Curemark officials say the new trial’s scope was not their
idea, but rather a directive from the U.S. Food and Drug Administration (FDA).
The company submitted its data to the agency as soon as the 2011 trial was
complete, says chief scientific officer Matthew Heil. He says the FDA then
asked Curemark to include children with autism who have normal levels of
chymotrypsin.
“That was surprising to us,” Heil says. “That was not part
of our original design or desire.”
Heil says the FDA wanted this information so they could pin
down the wording on the drug’s label. If it doesn’t work in children with
typical chymotrypsin levels, the drug’s label would reflect that limitation…
“I would be very cautious when someone’s been talking about
profound efficacy data for, what, five years now, and has never shared any of
it,” says Randall Carpenter, chief scientific officer of the Rett Syndrome
Research Trust, a Connecticut-based nonprofit organization.
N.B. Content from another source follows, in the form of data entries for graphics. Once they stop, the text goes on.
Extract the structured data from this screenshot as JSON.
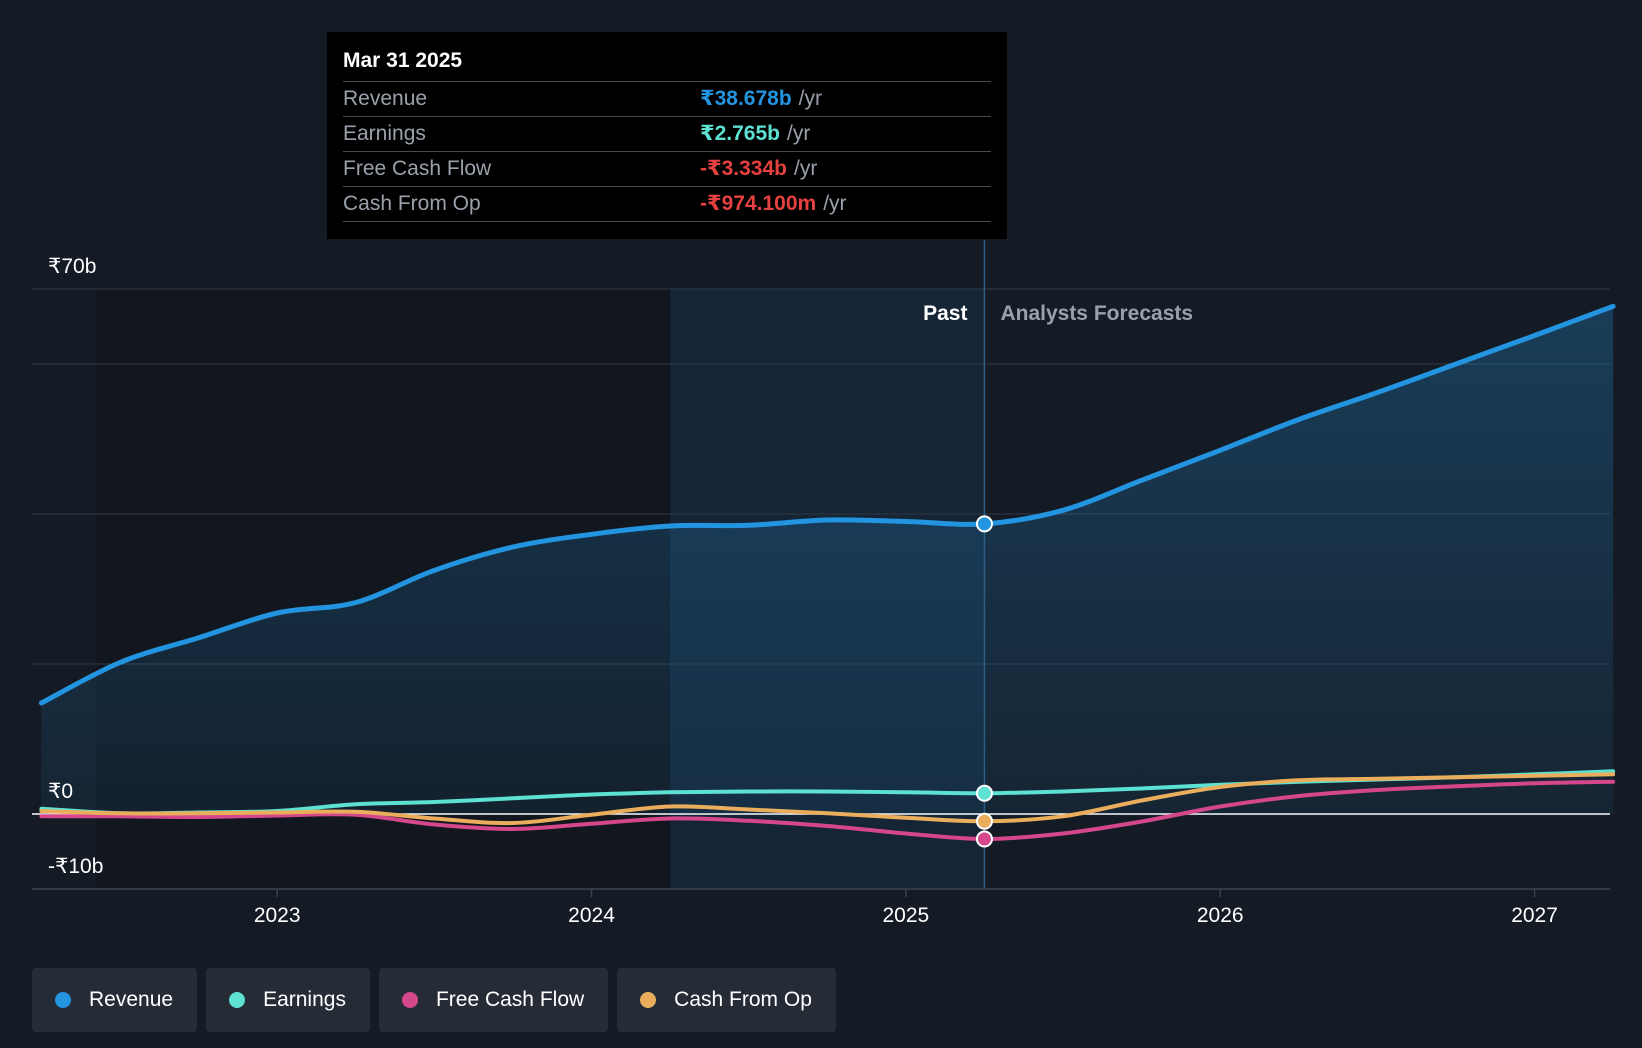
{
  "colors": {
    "background": "#151b24",
    "revenue": "#2394df",
    "earnings": "#5ce1d2",
    "free_cash_flow": "#d5478b",
    "cash_from_op": "#e9ad5c",
    "negative": "#e64141"
  },
  "tooltip": {
    "date": "Mar 31 2025",
    "rows": [
      {
        "label": "Revenue",
        "value": "₹38.678b",
        "unit": "/yr",
        "color": "#2394df"
      },
      {
        "label": "Earnings",
        "value": "₹2.765b",
        "unit": "/yr",
        "color": "#5ce1d2"
      },
      {
        "label": "Free Cash Flow",
        "value": "-₹3.334b",
        "unit": "/yr",
        "color": "#e64141"
      },
      {
        "label": "Cash From Op",
        "value": "-₹974.100m",
        "unit": "/yr",
        "color": "#e64141"
      }
    ]
  },
  "legend": [
    {
      "label": "Revenue",
      "color": "#2394df"
    },
    {
      "label": "Earnings",
      "color": "#5ce1d2"
    },
    {
      "label": "Free Cash Flow",
      "color": "#d5478b"
    },
    {
      "label": "Cash From Op",
      "color": "#e9ad5c"
    }
  ],
  "chart_data": {
    "type": "line",
    "title": "",
    "xlabel": "",
    "ylabel": "",
    "xlim": [
      2022.22,
      2027.24
    ],
    "ylim": [
      -10,
      70
    ],
    "y_ticks": [
      {
        "value": 70,
        "label": "₹70b"
      },
      {
        "value": 0,
        "label": "₹0"
      },
      {
        "value": -10,
        "label": "-₹10b"
      }
    ],
    "gridlines": [
      70,
      60,
      40,
      20,
      0,
      -10
    ],
    "x_ticks": [
      {
        "value": 2023,
        "label": "2023"
      },
      {
        "value": 2024,
        "label": "2024"
      },
      {
        "value": 2025,
        "label": "2025"
      },
      {
        "value": 2026,
        "label": "2026"
      },
      {
        "value": 2027,
        "label": "2027"
      }
    ],
    "highlight_range": [
      2024.25,
      2025.25
    ],
    "divider_x": 2025.25,
    "past_label": "Past",
    "forecast_label": "Analysts Forecasts",
    "series": [
      {
        "name": "Revenue",
        "key": "revenue",
        "fill": true,
        "x": [
          2022.25,
          2022.5,
          2022.75,
          2023.0,
          2023.25,
          2023.5,
          2023.75,
          2024.0,
          2024.25,
          2024.5,
          2024.75,
          2025.0,
          2025.25,
          2025.5,
          2025.75,
          2026.0,
          2026.25,
          2026.5,
          2026.75,
          2027.0,
          2027.25
        ],
        "values": [
          14.8,
          20.2,
          23.5,
          26.8,
          28.2,
          32.5,
          35.6,
          37.3,
          38.4,
          38.5,
          39.2,
          39.0,
          38.68,
          40.5,
          44.5,
          48.5,
          52.6,
          56.2,
          60.0,
          63.8,
          67.7
        ]
      },
      {
        "name": "Earnings",
        "key": "earnings",
        "x": [
          2022.25,
          2022.5,
          2022.75,
          2023.0,
          2023.25,
          2023.5,
          2023.75,
          2024.0,
          2024.25,
          2024.5,
          2024.75,
          2025.0,
          2025.25,
          2025.5,
          2025.75,
          2026.0,
          2026.25,
          2026.5,
          2026.75,
          2027.0,
          2027.25
        ],
        "values": [
          0.7,
          0.1,
          0.2,
          0.4,
          1.3,
          1.6,
          2.1,
          2.6,
          2.9,
          3.0,
          3.0,
          2.9,
          2.77,
          3.0,
          3.4,
          3.9,
          4.3,
          4.6,
          4.9,
          5.3,
          5.7
        ]
      },
      {
        "name": "Free Cash Flow",
        "key": "free_cash_flow",
        "x": [
          2022.25,
          2022.5,
          2022.75,
          2023.0,
          2023.25,
          2023.5,
          2023.75,
          2024.0,
          2024.25,
          2024.5,
          2024.75,
          2025.0,
          2025.25,
          2025.5,
          2025.75,
          2026.0,
          2026.25,
          2026.5,
          2026.75,
          2027.0,
          2027.25
        ],
        "values": [
          -0.3,
          -0.3,
          -0.4,
          -0.2,
          -0.1,
          -1.4,
          -2.0,
          -1.3,
          -0.6,
          -0.9,
          -1.6,
          -2.6,
          -3.33,
          -2.6,
          -1.0,
          1.0,
          2.4,
          3.2,
          3.7,
          4.1,
          4.3
        ]
      },
      {
        "name": "Cash From Op",
        "key": "cash_from_op",
        "x": [
          2022.25,
          2022.5,
          2022.75,
          2023.0,
          2023.25,
          2023.5,
          2023.75,
          2024.0,
          2024.25,
          2024.5,
          2024.75,
          2025.0,
          2025.25,
          2025.5,
          2025.75,
          2026.0,
          2026.25,
          2026.5,
          2026.75,
          2027.0,
          2027.25
        ],
        "values": [
          0.4,
          0.1,
          0.1,
          0.2,
          0.3,
          -0.6,
          -1.2,
          -0.1,
          1.0,
          0.6,
          0.1,
          -0.5,
          -0.97,
          -0.3,
          1.8,
          3.6,
          4.5,
          4.7,
          4.9,
          5.1,
          5.3
        ]
      }
    ],
    "markers_at": 2025.25
  }
}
Curemark officials say they have submitted an abstract to
present their data next May at the International Meeting for Autism Research.
They say they were waiting to present any data publicly until they had approval
from the FDA…
Experts say it is important for the company to track whether
the drug works the way it is proposed to. For example, if CM-AT boosts protein
digestion, then it should up the levels of amino acids in a child’s
bloodstream. “Show me that those change,” Corkins says…
Fallon says the trial’s researchers are not collecting those
data in the trial, but are monitoring the children for any digestive problems,
such as constipation or diarrhea.
At the least, the treatment is unlikely to be harmful,
because the body naturally makes digestive enzymes, Corkins says. “A
replacement enzyme, in theory, is probably a very safe thing.”